Elon Musk Fan With 2,900% Gain Sees $1.5 Million Wiped Away

Doug Coyle’s son told him to sell the shares.

The 68-year-old retired landscaper first started investing in Tesla Inc. in 2012 after hearing about Elon Musk, who wasn’t nearly as famous at the time. Over the next decade he put about $100,000 into the stock, and his investment value ballooned to about $3 million at the peak in November 2021.

Then came the plunge, as the pandemic-era tech bubble began to unwind. Coyle’s son, who got into trading during the 2020 retail frenzy, implored him to sell. But he held on, believing in Tesla’s long term potential. He’s now lost about $1.5 million in paper gains.

“It just all started falling down,” said Coyle, who lives in North Carolina.

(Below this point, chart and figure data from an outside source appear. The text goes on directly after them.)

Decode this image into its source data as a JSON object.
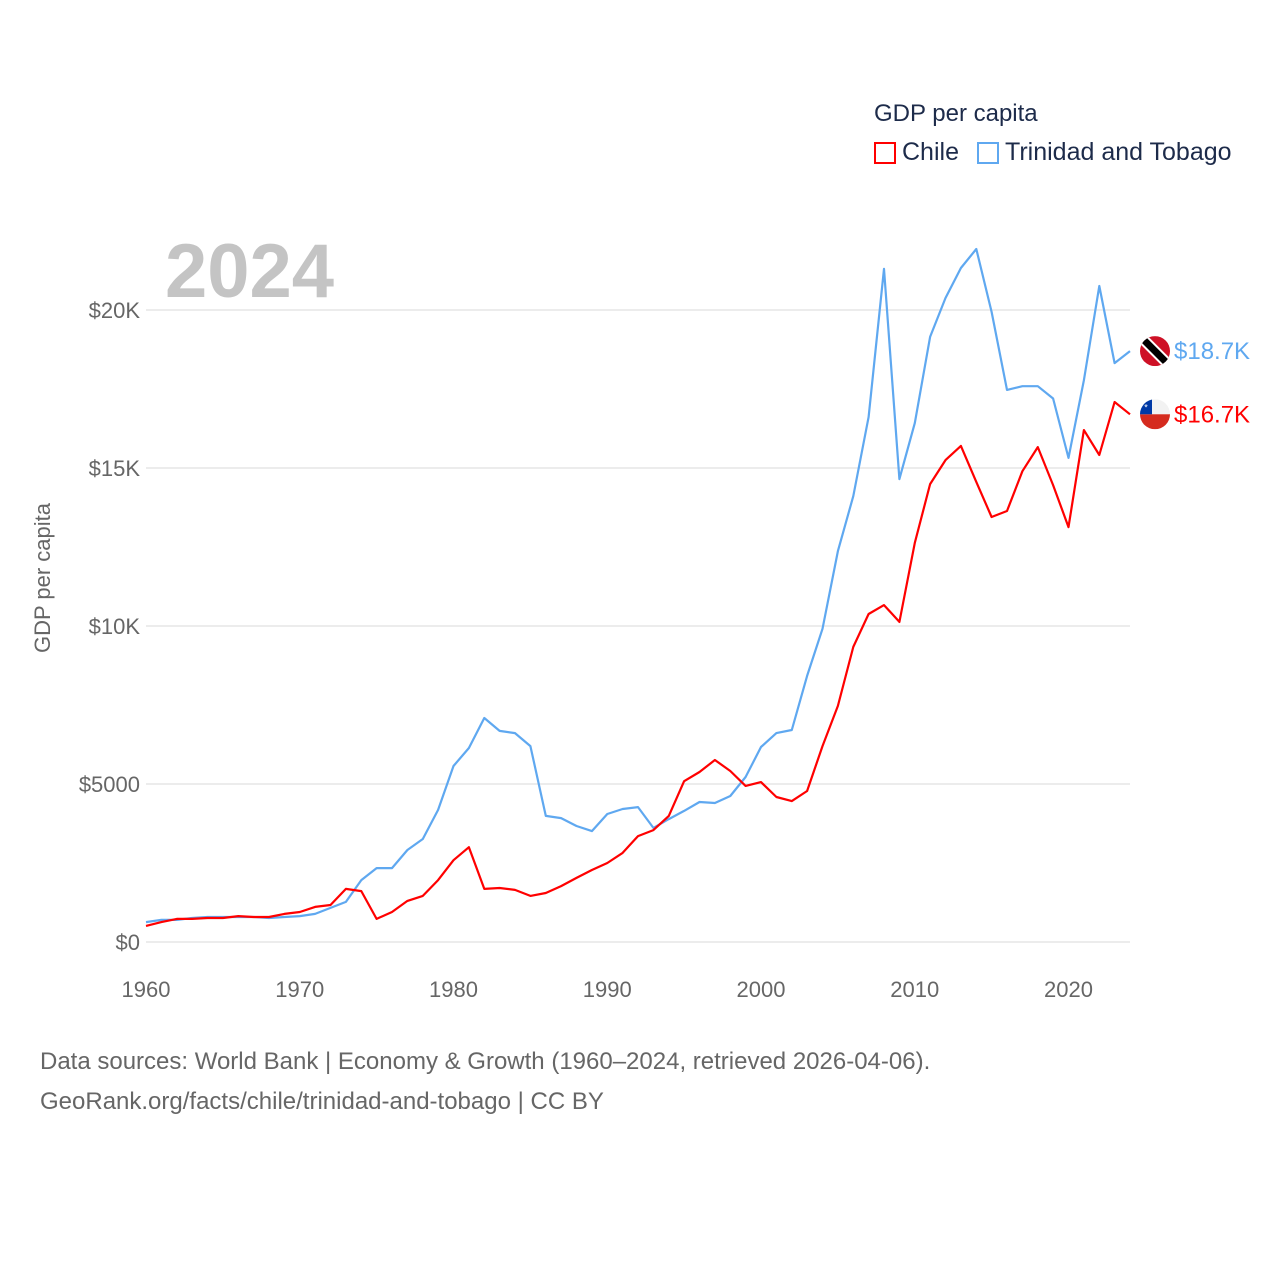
{
  "legend": {
    "title": "GDP per capita",
    "items": [
      {
        "label": "Chile",
        "color": "#ff0000"
      },
      {
        "label": "Trinidad and Tobago",
        "color": "#5fa8f0"
      }
    ]
  },
  "year_label": "2024",
  "footer": {
    "line1": "Data sources: World Bank | Economy & Growth (1960–2024, retrieved 2026-04-06).",
    "line2": "GeoRank.org/facts/chile/trinidad-and-tobago | CC BY"
  },
  "chart_data": {
    "type": "line",
    "title": "GDP per capita",
    "xlabel": "",
    "ylabel": "GDP per capita",
    "xlim": [
      1960,
      2024
    ],
    "ylim": [
      0,
      22000
    ],
    "x_ticks": [
      1960,
      1970,
      1980,
      1990,
      2000,
      2010,
      2020
    ],
    "x_tick_labels": [
      "1960",
      "1970",
      "1980",
      "1990",
      "2000",
      "2010",
      "2020"
    ],
    "y_ticks": [
      0,
      5000,
      10000,
      15000,
      20000
    ],
    "y_tick_labels": [
      "$0",
      "$5000",
      "$10K",
      "$15K",
      "$20K"
    ],
    "grid": true,
    "legend_position": "top-right",
    "x": [
      1960,
      1961,
      1962,
      1963,
      1964,
      1965,
      1966,
      1967,
      1968,
      1969,
      1970,
      1971,
      1972,
      1973,
      1974,
      1975,
      1976,
      1977,
      1978,
      1979,
      1980,
      1981,
      1982,
      1983,
      1984,
      1985,
      1986,
      1987,
      1988,
      1989,
      1990,
      1991,
      1992,
      1993,
      1994,
      1995,
      1996,
      1997,
      1998,
      1999,
      2000,
      2001,
      2002,
      2003,
      2004,
      2005,
      2006,
      2007,
      2008,
      2009,
      2010,
      2011,
      2012,
      2013,
      2014,
      2015,
      2016,
      2017,
      2018,
      2019,
      2020,
      2021,
      2022,
      2023,
      2024
    ],
    "series": [
      {
        "name": "Chile",
        "color": "#ff0000",
        "end_label": "$16.7K",
        "flag": "chile-flag",
        "values": [
          510,
          630,
          730,
          730,
          760,
          760,
          820,
          790,
          790,
          890,
          950,
          1110,
          1170,
          1680,
          1610,
          730,
          950,
          1300,
          1460,
          1960,
          2590,
          3000,
          1680,
          1710,
          1650,
          1460,
          1550,
          1770,
          2030,
          2280,
          2500,
          2820,
          3350,
          3540,
          3990,
          5090,
          5380,
          5760,
          5410,
          4940,
          5060,
          4590,
          4460,
          4780,
          6200,
          7470,
          9340,
          10380,
          10660,
          10130,
          12630,
          14490,
          15250,
          15700,
          14560,
          13450,
          13640,
          14900,
          15660,
          14460,
          13130,
          16200,
          15410,
          17090,
          16700
        ]
      },
      {
        "name": "Trinidad and Tobago",
        "color": "#5fa8f0",
        "end_label": "$18.7K",
        "flag": "trinidad-flag",
        "values": [
          630,
          700,
          700,
          760,
          790,
          790,
          790,
          790,
          760,
          790,
          820,
          890,
          1080,
          1270,
          1960,
          2340,
          2340,
          2910,
          3260,
          4180,
          5570,
          6140,
          7090,
          6680,
          6610,
          6200,
          3990,
          3920,
          3670,
          3510,
          4050,
          4210,
          4270,
          3610,
          3890,
          4150,
          4430,
          4400,
          4620,
          5220,
          6170,
          6610,
          6710,
          8420,
          9910,
          12370,
          14110,
          16610,
          21300,
          14650,
          16420,
          19150,
          20380,
          21330,
          21930,
          19940,
          17470,
          17590,
          17590,
          17200,
          15320,
          17780,
          20760,
          18320,
          18700
        ]
      }
    ]
  }
}
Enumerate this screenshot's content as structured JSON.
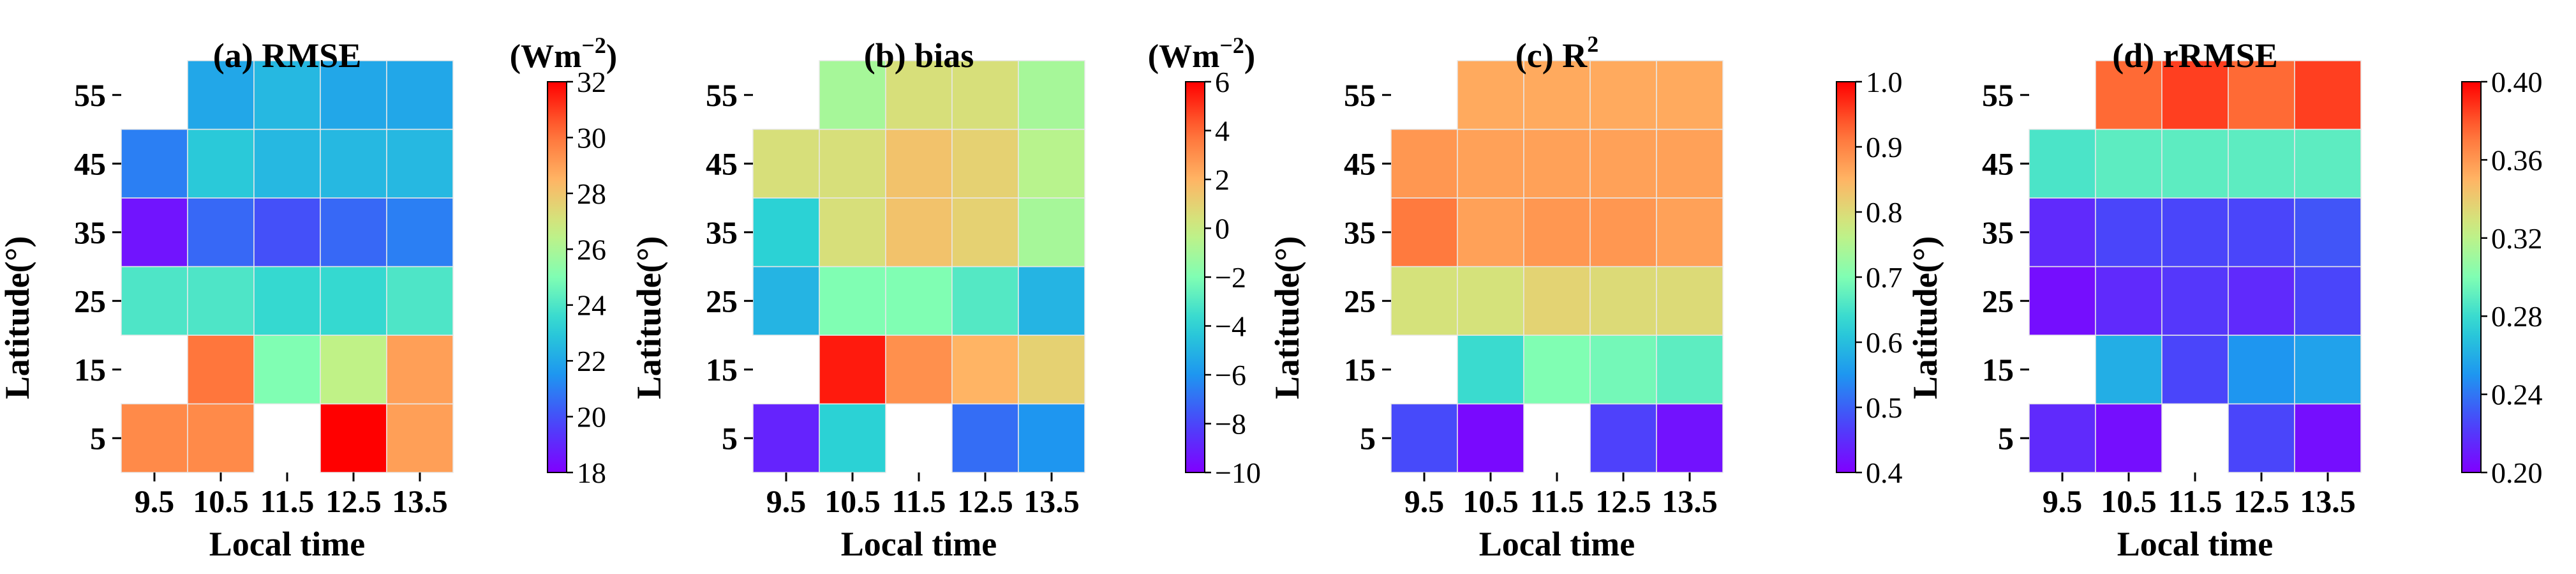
{
  "chart_data": [
    {
      "type": "heatmap",
      "panel": "a",
      "title": "(a) RMSE",
      "unit": "(Wm^-2)",
      "xlabel": "Local time",
      "ylabel": "Latitude(°)",
      "x_ticks": [
        "9.5",
        "10.5",
        "11.5",
        "12.5",
        "13.5"
      ],
      "y_ticks": [
        "5",
        "15",
        "25",
        "35",
        "45",
        "55"
      ],
      "colorbar": {
        "min": 18,
        "max": 32,
        "ticks": [
          "18",
          "20",
          "22",
          "24",
          "26",
          "28",
          "30",
          "32"
        ]
      },
      "values": [
        [
          29.5,
          29.5,
          null,
          32.0,
          29.0
        ],
        [
          null,
          30.0,
          25.0,
          26.5,
          29.0
        ],
        [
          24.0,
          24.0,
          23.5,
          23.5,
          24.0
        ],
        [
          18.5,
          20.5,
          20.0,
          20.5,
          21.0
        ],
        [
          21.0,
          23.0,
          22.5,
          22.5,
          22.5
        ],
        [
          null,
          22.0,
          22.5,
          22.0,
          22.0
        ]
      ]
    },
    {
      "type": "heatmap",
      "panel": "b",
      "title": "(b) bias",
      "unit": "(Wm^-2)",
      "xlabel": "Local time",
      "ylabel": "Latitude(°)",
      "x_ticks": [
        "9.5",
        "10.5",
        "11.5",
        "12.5",
        "13.5"
      ],
      "y_ticks": [
        "5",
        "15",
        "25",
        "35",
        "45",
        "55"
      ],
      "colorbar": {
        "min": -10,
        "max": 6,
        "ticks": [
          "−10",
          "−8",
          "−6",
          "−4",
          "−2",
          "0",
          "2",
          "4",
          "6"
        ]
      },
      "values": [
        [
          -9.0,
          -4.0,
          null,
          -7.0,
          -6.0
        ],
        [
          null,
          5.5,
          3.0,
          2.0,
          1.0
        ],
        [
          -5.0,
          -2.0,
          -2.0,
          -3.0,
          -5.0
        ],
        [
          -4.0,
          0.5,
          1.5,
          1.0,
          -1.0
        ],
        [
          0.5,
          0.5,
          1.5,
          1.0,
          -0.5
        ],
        [
          null,
          -1.0,
          0.5,
          0.5,
          -1.0
        ]
      ]
    },
    {
      "type": "heatmap",
      "panel": "c",
      "title": "(c) R^2",
      "unit": "",
      "xlabel": "Local time",
      "ylabel": "Latitude(°)",
      "x_ticks": [
        "9.5",
        "10.5",
        "11.5",
        "12.5",
        "13.5"
      ],
      "y_ticks": [
        "5",
        "15",
        "25",
        "35",
        "45",
        "55"
      ],
      "colorbar": {
        "min": 0.4,
        "max": 1.0,
        "ticks": [
          "0.4",
          "0.5",
          "0.6",
          "0.7",
          "0.8",
          "0.9",
          "1.0"
        ]
      },
      "values": [
        [
          0.48,
          0.41,
          null,
          0.47,
          0.42
        ],
        [
          null,
          0.64,
          0.7,
          0.69,
          0.67
        ],
        [
          0.79,
          0.79,
          0.81,
          0.8,
          0.8
        ],
        [
          0.91,
          0.87,
          0.88,
          0.88,
          0.87
        ],
        [
          0.88,
          0.87,
          0.87,
          0.87,
          0.87
        ],
        [
          null,
          0.86,
          0.86,
          0.86,
          0.86
        ]
      ]
    },
    {
      "type": "heatmap",
      "panel": "d",
      "title": "(d) rRMSE",
      "unit": "",
      "xlabel": "Local time",
      "ylabel": "Latitude(°)",
      "x_ticks": [
        "9.5",
        "10.5",
        "11.5",
        "12.5",
        "13.5"
      ],
      "y_ticks": [
        "5",
        "15",
        "25",
        "35",
        "45",
        "55"
      ],
      "colorbar": {
        "min": 0.2,
        "max": 0.4,
        "ticks": [
          "0.20",
          "0.24",
          "0.28",
          "0.32",
          "0.36",
          "0.40"
        ]
      },
      "values": [
        [
          0.215,
          0.205,
          null,
          0.225,
          0.205
        ],
        [
          null,
          0.26,
          0.225,
          0.25,
          0.255
        ],
        [
          0.205,
          0.215,
          0.22,
          0.215,
          0.225
        ],
        [
          0.215,
          0.225,
          0.225,
          0.225,
          0.23
        ],
        [
          0.285,
          0.29,
          0.29,
          0.29,
          0.29
        ],
        [
          null,
          0.375,
          0.385,
          0.375,
          0.385
        ]
      ]
    }
  ]
}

Tesla investors who stayed loyal to Musk over the years are facing a brutal collapse. After a decade of gains that catapulted the company’s market value to more than $1 trillion and made Musk the world’s richest man, the stock dropped 65% last year, with rising interest rates slamming the tech sector and ending a bull run for stocks.

In some ways, Tesla was the original meme stock. Back when GameStop Corp. was just a failing video game outlet, an ecosystem of YouTube channels, podcasts and Reddit threads from amateur analysts fostered a devoted community of Musk followers who made a fortune betting on the company’s clean-energy mission and visionary chief executive.